The prospect of higher interest rates this year has undermined confidence, just when consumers appeared to be getting back on their feet after the shock of the highly infectious COVID-19 Omicron variant.
The weekly ANZ-Roy Morgan consumer confidence index – a pointer to future household spending – fell 1.9 per cent in the past week, reversing the gains of the week before.
The fall coincides with the much publicized commentary from the Reserve Bank governor Philip Lowe that there was now a “plausible scenario” in which the cash rate increases in 2022.
“That is a big shift from Lowe’s previous statements that interest rates may not go up until 2024,” ANZ head of Australian economics David Plank said.
The survey found views on their current financial conditionsplunging 7.8 per cent, while future conditions were down 3.5 per cent.
Both sub-indices fell to their lowest levels since late 2020 when the economy was recovering from the second wave of the pandemic.
Western Australia suffered the biggest fall in confidence, dropping 8.1 per cent due to relatively high COVID-19 infections and bushfires in the state.

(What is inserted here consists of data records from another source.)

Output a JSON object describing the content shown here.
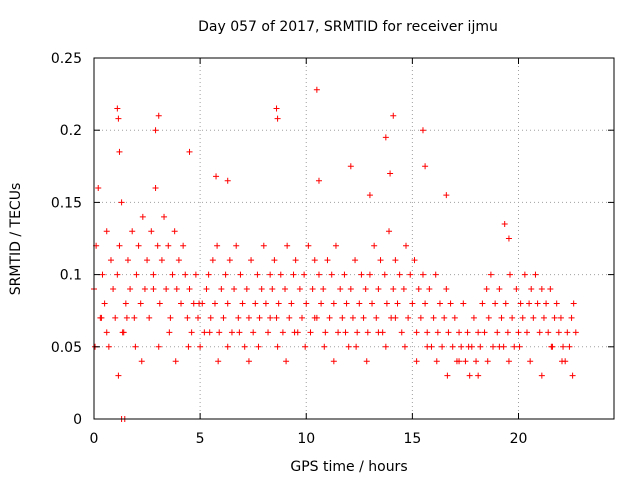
{
  "chart_data": {
    "type": "scatter",
    "title": "Day 057 of 2017, SRMTID for receiver ijmu",
    "xlabel": "GPS time / hours",
    "ylabel": "SRMTID / TECUs",
    "xlim": [
      0,
      24.5
    ],
    "ylim": [
      0,
      0.25
    ],
    "x_ticks": [
      0,
      5,
      10,
      15,
      20
    ],
    "y_ticks": [
      0,
      0.05,
      0.1,
      0.15,
      0.2,
      0.25
    ],
    "x_tick_labels": [
      "0",
      "5",
      "10",
      "15",
      "20"
    ],
    "y_tick_labels": [
      "0",
      "0.05",
      "0.1",
      "0.15",
      "0.2",
      "0.25"
    ],
    "grid": true,
    "marker": "+",
    "color": "#ff0000",
    "series": [
      {
        "name": "SRMTID",
        "x": [
          0.0,
          0.1,
          0.2,
          0.3,
          0.4,
          0.5,
          0.6,
          0.7,
          0.8,
          0.9,
          1.0,
          1.1,
          1.2,
          1.3,
          1.4,
          1.5,
          1.6,
          1.7,
          1.8,
          1.9,
          2.0,
          2.1,
          2.2,
          2.3,
          2.4,
          2.5,
          2.6,
          2.7,
          2.8,
          2.9,
          3.0,
          3.1,
          3.2,
          3.3,
          3.4,
          3.5,
          3.6,
          3.7,
          3.8,
          3.9,
          4.0,
          4.1,
          4.2,
          4.3,
          4.4,
          4.5,
          4.6,
          4.7,
          4.8,
          4.9,
          5.0,
          5.1,
          5.2,
          5.3,
          5.4,
          5.5,
          5.6,
          5.7,
          5.8,
          5.9,
          6.0,
          6.1,
          6.2,
          6.3,
          6.4,
          6.5,
          6.6,
          6.7,
          6.8,
          6.9,
          7.0,
          7.1,
          7.2,
          7.3,
          7.4,
          7.5,
          7.6,
          7.7,
          7.8,
          7.9,
          8.0,
          8.1,
          8.2,
          8.3,
          8.4,
          8.5,
          8.6,
          8.7,
          8.8,
          8.9,
          9.0,
          9.1,
          9.2,
          9.3,
          9.4,
          9.5,
          9.6,
          9.7,
          9.8,
          9.9,
          10.0,
          10.1,
          10.2,
          10.3,
          10.4,
          10.5,
          10.6,
          10.7,
          10.8,
          10.9,
          11.0,
          11.1,
          11.2,
          11.3,
          11.4,
          11.5,
          11.6,
          11.7,
          11.8,
          11.9,
          12.0,
          12.1,
          12.2,
          12.3,
          12.4,
          12.5,
          12.6,
          12.7,
          12.8,
          12.9,
          13.0,
          13.1,
          13.2,
          13.3,
          13.4,
          13.5,
          13.6,
          13.7,
          13.8,
          13.9,
          14.0,
          14.1,
          14.2,
          14.3,
          14.4,
          14.5,
          14.6,
          14.7,
          14.8,
          14.9,
          15.0,
          15.1,
          15.2,
          15.3,
          15.4,
          15.5,
          15.6,
          15.7,
          15.8,
          15.9,
          16.0,
          16.1,
          16.2,
          16.3,
          16.4,
          16.5,
          16.6,
          16.7,
          16.8,
          16.9,
          17.0,
          17.1,
          17.2,
          17.3,
          17.4,
          17.5,
          17.6,
          17.7,
          17.8,
          17.9,
          18.0,
          18.1,
          18.2,
          18.3,
          18.4,
          18.5,
          18.6,
          18.7,
          18.8,
          18.9,
          19.0,
          19.1,
          19.2,
          19.3,
          19.4,
          19.5,
          19.6,
          19.7,
          19.8,
          19.9,
          20.0,
          20.1,
          20.2,
          20.3,
          20.4,
          20.5,
          20.6,
          20.7,
          20.8,
          20.9,
          21.0,
          21.1,
          21.2,
          21.3,
          21.4,
          21.5,
          21.6,
          21.7,
          21.8,
          21.9,
          22.0,
          22.1,
          22.2,
          22.3,
          22.4,
          22.5,
          22.6,
          22.7,
          0.05,
          0.35,
          0.6,
          1.15,
          1.35,
          1.55,
          1.95,
          2.25,
          2.8,
          3.05,
          3.55,
          3.85,
          4.45,
          4.95,
          5.45,
          5.85,
          6.3,
          6.85,
          7.3,
          7.75,
          8.3,
          8.65,
          9.05,
          9.45,
          9.95,
          10.4,
          10.85,
          11.3,
          11.85,
          12.35,
          12.85,
          13.4,
          13.75,
          14.2,
          14.65,
          15.2,
          15.7,
          16.15,
          16.65,
          17.2,
          17.65,
          18.1,
          18.55,
          19.1,
          19.55,
          20.05,
          20.55,
          21.1,
          21.55,
          22.05,
          22.55,
          1.1,
          1.15,
          1.2,
          2.9,
          3.05,
          4.5,
          5.75,
          6.3,
          8.6,
          8.65,
          10.5,
          10.6,
          12.1,
          13.0,
          13.75,
          13.95,
          14.1,
          15.5,
          15.6,
          16.6,
          19.35,
          19.55,
          1.3,
          1.45
        ],
        "y": [
          0.09,
          0.12,
          0.16,
          0.07,
          0.1,
          0.08,
          0.13,
          0.05,
          0.11,
          0.09,
          0.07,
          0.1,
          0.12,
          0.15,
          0.06,
          0.08,
          0.11,
          0.09,
          0.13,
          0.07,
          0.1,
          0.12,
          0.08,
          0.14,
          0.09,
          0.11,
          0.07,
          0.13,
          0.1,
          0.16,
          0.12,
          0.08,
          0.11,
          0.14,
          0.09,
          0.12,
          0.07,
          0.1,
          0.13,
          0.09,
          0.11,
          0.08,
          0.12,
          0.1,
          0.07,
          0.09,
          0.06,
          0.08,
          0.1,
          0.07,
          0.05,
          0.08,
          0.06,
          0.09,
          0.1,
          0.07,
          0.11,
          0.08,
          0.12,
          0.06,
          0.09,
          0.07,
          0.1,
          0.08,
          0.11,
          0.06,
          0.09,
          0.12,
          0.07,
          0.1,
          0.08,
          0.05,
          0.09,
          0.07,
          0.11,
          0.06,
          0.08,
          0.1,
          0.07,
          0.09,
          0.12,
          0.08,
          0.06,
          0.1,
          0.09,
          0.11,
          0.07,
          0.08,
          0.1,
          0.06,
          0.09,
          0.12,
          0.07,
          0.08,
          0.1,
          0.11,
          0.06,
          0.09,
          0.07,
          0.1,
          0.08,
          0.12,
          0.06,
          0.09,
          0.11,
          0.07,
          0.1,
          0.08,
          0.09,
          0.06,
          0.11,
          0.07,
          0.1,
          0.08,
          0.12,
          0.06,
          0.09,
          0.07,
          0.1,
          0.08,
          0.05,
          0.09,
          0.07,
          0.11,
          0.06,
          0.08,
          0.1,
          0.07,
          0.09,
          0.06,
          0.1,
          0.08,
          0.12,
          0.07,
          0.09,
          0.11,
          0.06,
          0.1,
          0.08,
          0.13,
          0.07,
          0.09,
          0.11,
          0.08,
          0.1,
          0.06,
          0.09,
          0.12,
          0.07,
          0.1,
          0.08,
          0.11,
          0.06,
          0.09,
          0.07,
          0.1,
          0.08,
          0.06,
          0.09,
          0.05,
          0.07,
          0.1,
          0.06,
          0.08,
          0.05,
          0.07,
          0.09,
          0.06,
          0.08,
          0.05,
          0.07,
          0.04,
          0.06,
          0.05,
          0.08,
          0.04,
          0.06,
          0.03,
          0.05,
          0.07,
          0.04,
          0.06,
          0.05,
          0.08,
          0.06,
          0.09,
          0.07,
          0.1,
          0.05,
          0.08,
          0.06,
          0.09,
          0.07,
          0.05,
          0.08,
          0.06,
          0.1,
          0.07,
          0.05,
          0.09,
          0.06,
          0.08,
          0.07,
          0.1,
          0.06,
          0.08,
          0.09,
          0.07,
          0.1,
          0.08,
          0.06,
          0.09,
          0.07,
          0.08,
          0.06,
          0.09,
          0.05,
          0.07,
          0.08,
          0.06,
          0.07,
          0.05,
          0.04,
          0.06,
          0.05,
          0.07,
          0.08,
          0.06,
          0.05,
          0.07,
          0.06,
          0.03,
          0.06,
          0.07,
          0.05,
          0.04,
          0.09,
          0.05,
          0.06,
          0.04,
          0.05,
          0.08,
          0.06,
          0.04,
          0.05,
          0.06,
          0.04,
          0.05,
          0.07,
          0.05,
          0.04,
          0.06,
          0.05,
          0.07,
          0.05,
          0.04,
          0.06,
          0.05,
          0.04,
          0.06,
          0.05,
          0.07,
          0.05,
          0.04,
          0.05,
          0.04,
          0.03,
          0.04,
          0.05,
          0.03,
          0.04,
          0.05,
          0.04,
          0.05,
          0.04,
          0.03,
          0.05,
          0.04,
          0.03,
          0.215,
          0.208,
          0.185,
          0.2,
          0.21,
          0.185,
          0.168,
          0.165,
          0.215,
          0.208,
          0.228,
          0.165,
          0.175,
          0.155,
          0.195,
          0.17,
          0.21,
          0.2,
          0.175,
          0.155,
          0.135,
          0.125,
          0.0,
          0.0
        ]
      }
    ]
  }
}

However, separate data showed early signs that the impact from Omicron variant on spending could be short-lived after taking a hit in late December and into January.

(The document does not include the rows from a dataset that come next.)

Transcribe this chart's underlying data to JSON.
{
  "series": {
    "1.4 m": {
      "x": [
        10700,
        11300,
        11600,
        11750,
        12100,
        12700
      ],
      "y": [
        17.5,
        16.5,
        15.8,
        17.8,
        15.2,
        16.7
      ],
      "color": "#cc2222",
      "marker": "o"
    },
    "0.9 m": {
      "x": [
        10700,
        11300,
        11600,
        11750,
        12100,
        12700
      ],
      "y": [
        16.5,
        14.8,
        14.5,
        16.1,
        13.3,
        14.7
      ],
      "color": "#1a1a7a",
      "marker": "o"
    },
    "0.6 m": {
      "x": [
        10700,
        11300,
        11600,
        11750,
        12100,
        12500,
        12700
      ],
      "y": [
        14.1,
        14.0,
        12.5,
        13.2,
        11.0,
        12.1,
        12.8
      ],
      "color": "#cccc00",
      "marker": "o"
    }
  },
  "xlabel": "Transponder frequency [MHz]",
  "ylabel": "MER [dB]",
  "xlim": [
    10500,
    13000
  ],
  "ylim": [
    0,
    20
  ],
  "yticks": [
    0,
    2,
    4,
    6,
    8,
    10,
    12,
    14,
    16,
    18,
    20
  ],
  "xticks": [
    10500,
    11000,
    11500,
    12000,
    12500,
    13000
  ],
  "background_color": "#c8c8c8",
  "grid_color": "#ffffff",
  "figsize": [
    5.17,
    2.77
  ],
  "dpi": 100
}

The Commonwealth Bank household spending intentions index fell 10 per cent to 103.8 in January, with Omicron likely accounting for a meaningful share of this drop.
The index combines an analysis of CBA payments data, loan applications and publicly available search activity on Google Trends.

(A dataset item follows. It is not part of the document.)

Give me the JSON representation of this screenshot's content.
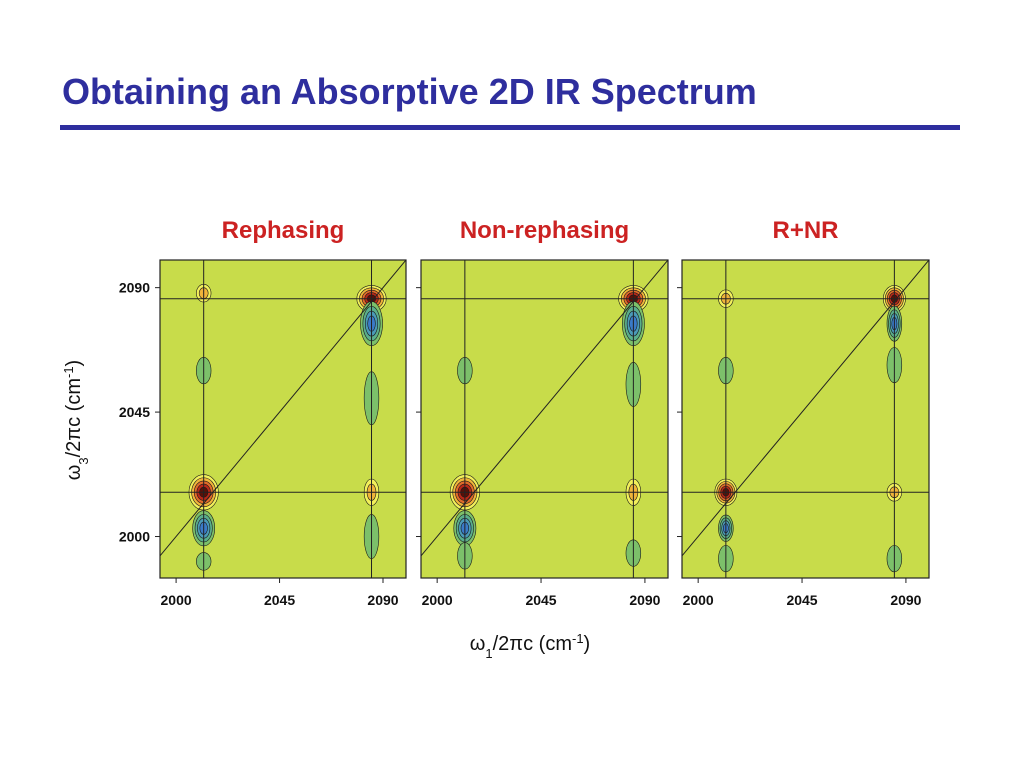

“It is no surprise that spending intentions fell more than normal in January due to the spread of Omicron, with the biggest declines seen in the retail, entertainment and household services sectors,” CBA chief economist Stephen Halmarick said.
However, the bank’s latest credit and debit card data for the week ending February 4 shows a broad-based pick up in spending growth, suggesting consumer spending likely troughed in early January and has been steadily improving since.
“We continue to expect the Australian economy to grow by close to five per cent in 2022,” Mr Halmarick said.
Meanwhile, National Australia Bank will release its monthly business survey for January later on Tuesday.
In December, business confidence – a guide to future investment and hiring – slumped as Omicron emerged in late in 2021, falling to a level below that seen at the beginning of the Delta strain lockdowns.
Business conditions, however, held relatively steady.